Atal belirtilen termik santrallerle ilgili ise şunları belirtti: “Kanser vakalarının da termik santraller nedeniyle patlama yaptığını dava dilekçemizde ispat etmiştik. Nitekim 37 termikten Yumurtalık (Çin) EMBA termik santraline karşı açtığımız davada, santralden bin 800 metre uzakta 2002 yılından bu yana çalışan Alman- Sugözü Termik Santrali nedeniyle Adana Yumurtalık’ta kanser vakalarının beş yılda 12 kat arttığı Sağlık Bakanlığı verileriyle ortaya çıkmıştı.

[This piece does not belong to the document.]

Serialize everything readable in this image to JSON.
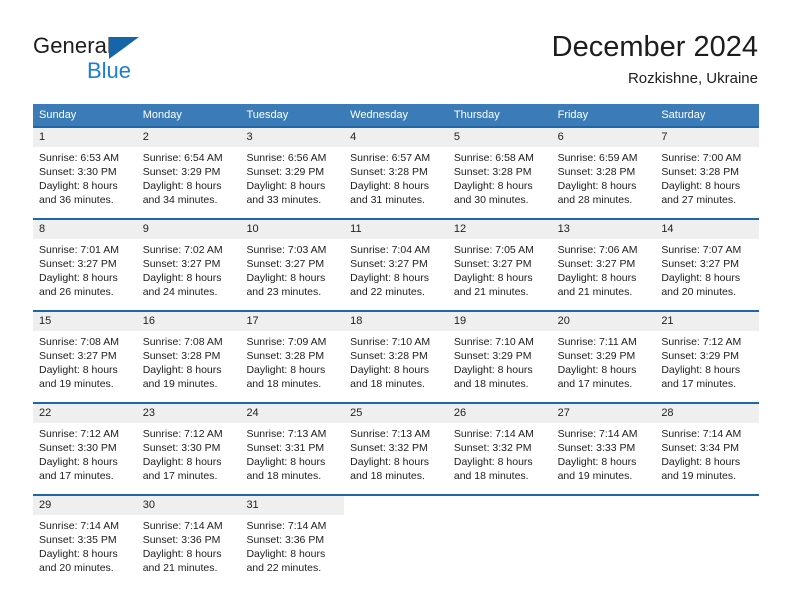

Sağlık Bakanlığı’nın 2018 Sağlık İstatistikleri Yıllığı ise 2002 ile 2016 yılları arasında; Türkiye’de erkeklerde kanser vakalarının 12 kat, kadınlarda ise altı buçuk kat arttığını ortaya koymuştu. 2016 yılından bu yana ise Sağlık Bakanlığı kanser istatistiklerini saklamakta.”
LİMAK -ICTAŞ’ın Yeniköy Kemerköy termik santrallerinden yıllık 200 milyon TL kazandığını belirten Atal, “Avrupa Sağlık ve Çevre Birliği HEAL’in yaptığı çalışma ise bu iki santralin halka ve devlete olan yıllık ortalama sağlık maliyetinin 23 milyar 828 milyon TL olduğunu ve şirketin kendi ticari kazancının 100 katı ülkeye zararı olduğu ortaya koydu” dedi.
COLUMBİA ÜNİVERSİTESİ İKLİM DEĞİŞİKLİĞİ DAVALARI VERİ TABANI NEDİR?
2011 yılında oluşturulan iklim değişikliği davaları ile ilgili veri tabanı sağlayan sitede, davalar Amerika Birleşik Devletleri ve Küresel iklim değişikliği davaları olarak ikiye ayrılıyor.
Davaların veri tabanına girebilmesi için ise temelde iki kriteri sağlaması gerekiyor. Bunlarda ilki, davaların adli makamlar önünde açılması gerekiyor.
İkinci kriter ise, davalarda iklim değişikliği yasası, politikası veya bilimi önemli bir yasa veya olgu konusu olmalı. İklim değişikliğine yalnızca geçici gönderme yapan ancak iklim ile ilgili kanunları, politikaları veya eylemleri anlamlı bir şeklide ele almayan vakalar veri tabanına dahil edilmiyor.